When we started working with a customer they asked us to setup for them more reliable and performant MySQL database. At the time they were using Percona XtraDB cluster with ELB to balance read traffic between PXC nodes. There was no writer redundancy – if a writer node was down, the app was down. The app by the way is a Magento backed online shop. All stuff was running in AWS.

We started to design the new database architecture. The first component we threw away was ELB. A simple OLTP sysbench test showed that ELB was a bottleneck. The ELB was capable to deliver somewhat around 6800 qps while with ProxySQL the Percona XtraDB Cluster was a bottleneck. We squeezed 10k qps from ProxySQL + PXC. That basically means we got all ProxySQL feature free of charge.

But one ProxySQL instance is a SPOF. To make ProxySQL highly available we put another instance and managed it with keepalived.

Eventually the architecture looked like depicted.

Read/Write queries split

It was very important to distribute load across the cluster. The load on the app was pretty substantial and that eventually hit the database. We needed to make all but a writer nodes to serve reads. The writer however must be one at all the time.

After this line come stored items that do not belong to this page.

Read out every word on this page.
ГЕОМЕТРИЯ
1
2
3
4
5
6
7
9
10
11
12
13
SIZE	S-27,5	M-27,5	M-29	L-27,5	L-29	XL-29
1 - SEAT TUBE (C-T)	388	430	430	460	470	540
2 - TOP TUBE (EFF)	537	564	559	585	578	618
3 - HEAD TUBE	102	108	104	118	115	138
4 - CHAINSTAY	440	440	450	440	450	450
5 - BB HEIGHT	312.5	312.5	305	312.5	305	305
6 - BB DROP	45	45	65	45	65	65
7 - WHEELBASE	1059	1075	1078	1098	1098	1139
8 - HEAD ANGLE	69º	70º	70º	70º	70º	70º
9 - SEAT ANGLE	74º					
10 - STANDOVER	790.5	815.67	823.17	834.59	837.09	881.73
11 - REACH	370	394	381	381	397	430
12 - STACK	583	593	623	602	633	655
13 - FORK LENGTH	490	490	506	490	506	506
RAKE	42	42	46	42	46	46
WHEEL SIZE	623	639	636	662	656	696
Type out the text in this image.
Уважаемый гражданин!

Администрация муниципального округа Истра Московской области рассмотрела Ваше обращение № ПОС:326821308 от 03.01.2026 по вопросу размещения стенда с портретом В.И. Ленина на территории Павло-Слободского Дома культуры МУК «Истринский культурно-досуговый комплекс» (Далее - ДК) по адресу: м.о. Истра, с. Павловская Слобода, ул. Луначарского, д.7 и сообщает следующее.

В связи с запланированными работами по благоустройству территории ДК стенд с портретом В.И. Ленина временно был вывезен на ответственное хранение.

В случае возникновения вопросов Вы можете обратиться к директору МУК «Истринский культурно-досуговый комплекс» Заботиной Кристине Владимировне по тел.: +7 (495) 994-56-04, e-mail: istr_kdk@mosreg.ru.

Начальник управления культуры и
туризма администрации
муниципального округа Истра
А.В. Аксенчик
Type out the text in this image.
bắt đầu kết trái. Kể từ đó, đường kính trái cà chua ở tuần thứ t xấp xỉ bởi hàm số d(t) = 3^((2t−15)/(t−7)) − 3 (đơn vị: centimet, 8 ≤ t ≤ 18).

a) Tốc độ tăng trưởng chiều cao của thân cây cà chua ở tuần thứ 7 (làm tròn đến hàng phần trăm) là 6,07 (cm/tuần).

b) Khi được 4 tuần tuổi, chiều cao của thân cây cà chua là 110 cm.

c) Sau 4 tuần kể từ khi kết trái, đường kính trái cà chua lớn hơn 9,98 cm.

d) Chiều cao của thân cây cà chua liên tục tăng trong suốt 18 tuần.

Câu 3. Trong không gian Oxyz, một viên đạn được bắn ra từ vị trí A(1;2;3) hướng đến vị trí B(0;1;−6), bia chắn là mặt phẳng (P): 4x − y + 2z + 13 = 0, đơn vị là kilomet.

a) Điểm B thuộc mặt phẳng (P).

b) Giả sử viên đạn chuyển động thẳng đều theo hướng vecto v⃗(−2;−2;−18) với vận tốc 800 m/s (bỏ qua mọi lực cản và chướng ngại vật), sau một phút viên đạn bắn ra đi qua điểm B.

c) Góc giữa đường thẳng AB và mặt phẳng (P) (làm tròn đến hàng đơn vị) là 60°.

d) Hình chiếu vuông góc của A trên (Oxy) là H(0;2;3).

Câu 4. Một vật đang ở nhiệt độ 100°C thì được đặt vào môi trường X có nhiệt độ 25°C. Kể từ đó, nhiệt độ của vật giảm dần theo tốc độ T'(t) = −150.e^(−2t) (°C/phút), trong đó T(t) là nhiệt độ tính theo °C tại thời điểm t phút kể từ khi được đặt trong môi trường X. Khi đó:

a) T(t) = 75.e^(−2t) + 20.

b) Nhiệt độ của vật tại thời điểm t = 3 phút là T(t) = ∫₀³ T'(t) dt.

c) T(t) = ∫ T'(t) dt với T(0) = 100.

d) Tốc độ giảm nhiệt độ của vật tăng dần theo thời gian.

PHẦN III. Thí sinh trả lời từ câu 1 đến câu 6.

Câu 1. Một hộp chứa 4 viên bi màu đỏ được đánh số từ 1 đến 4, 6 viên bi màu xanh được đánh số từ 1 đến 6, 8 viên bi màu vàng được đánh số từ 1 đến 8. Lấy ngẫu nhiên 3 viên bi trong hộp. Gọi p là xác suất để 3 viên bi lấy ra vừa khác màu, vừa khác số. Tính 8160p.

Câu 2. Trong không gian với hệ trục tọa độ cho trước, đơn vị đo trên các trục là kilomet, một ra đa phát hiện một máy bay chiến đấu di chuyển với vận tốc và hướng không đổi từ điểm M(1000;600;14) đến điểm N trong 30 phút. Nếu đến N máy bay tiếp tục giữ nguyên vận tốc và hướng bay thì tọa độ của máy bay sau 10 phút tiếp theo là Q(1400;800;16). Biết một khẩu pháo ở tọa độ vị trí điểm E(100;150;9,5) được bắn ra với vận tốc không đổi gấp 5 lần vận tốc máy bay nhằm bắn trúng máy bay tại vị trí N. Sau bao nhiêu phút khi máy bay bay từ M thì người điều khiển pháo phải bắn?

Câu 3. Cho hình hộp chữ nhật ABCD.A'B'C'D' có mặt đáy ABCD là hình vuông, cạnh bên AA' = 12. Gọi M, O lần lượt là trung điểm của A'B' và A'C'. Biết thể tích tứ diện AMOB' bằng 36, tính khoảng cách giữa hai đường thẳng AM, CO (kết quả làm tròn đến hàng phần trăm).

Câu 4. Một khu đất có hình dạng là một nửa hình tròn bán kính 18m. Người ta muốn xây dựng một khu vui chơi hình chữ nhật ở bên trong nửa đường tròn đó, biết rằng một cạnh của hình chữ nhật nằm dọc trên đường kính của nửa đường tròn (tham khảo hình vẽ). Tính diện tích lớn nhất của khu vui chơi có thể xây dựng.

We used a built-in scheduler to manage the nodes. However we realized quickly that it wasn’t the best choice. Soon after deployment we hit some nasty bugs. For example, occasionally the scheduler made two nodes writers. That’s bad because the app doesn’t really like error on COMMIT. You know, with Galera it’s possible due to optimistic locking.

Worse happened when a node from which we took backups was selected as writer.

The worst part that the scheduler was written in Shell. You cannot implement efficient data model in Shell. You cannot write unit test in Shell. I will elaborate later on, but the point is Shell is a bad choice for such a complex job as ProxySQL scheduler.

So, Ovais Tariq did an exceptional job and rewrote the scheduler in Python. The scheduler is a part of our open source project ProxySQL Tools. As of then we could cover the critical parts of the code with unit test as well as with integration tests.

High Availability

A single ProxySQL instance is a single point of failure (SPOF). We needed the second ProxySQL node. Two ProxySQL nodes are managed by keepalived. When active ProxySQL node goes down the second, passive, takes over and continues to serve the app requests.

Keepalived implements VRRP protocol originally designed to provide redundancy of a default gateway in L2 networks.
On Linux servers it basically moves an IP alias between two nodes.

In AWS that doesn’t work that way, unfortunately. Amazon does let to assign an alias to an interface. So we came up with different idea.

We created an Elastic Network Interface, assigned an IP address to it and use that IP as a virtual IP. The application would connect to this IP to reach the database.

When keepalived makes a node active (master in VRRP terminology) it calls a script given by notify_master configuration option. That script is another tool from ProxySQL Tools. We wrote about it before but essentially keepalived runs proxysql-tool aws notify_master. What this tool does is it moves Elastic Network Interface (ENI) to the active node.

Query Rewrite

From time to time we hit a nasty bug # 1258464 in Galera. The bug was confirmed four years ago, but yet not fixed. I really look forward to the Group Replication, it has a chance to perform better here.

It looks like Magento developers stuck in 2004 when MyISAM was still a thing. On some unknown reason Magento regularly sends ALTER TABLE ENABLE/DISABLE KEYS. Occasionally that triggered the bug and a writer node got blocked.

Query rewrite feature in ProxySQL helped us a lot. René suggested to replace ALTER TABLE with some NOOP query. So far it works like a charm.


  • ProxySQL is performant and feature rich proxy for Percona XtraDB Cluster.
  • ProxySQL Tools provide better helper tools for ProxySQL (for a scheduler and HA).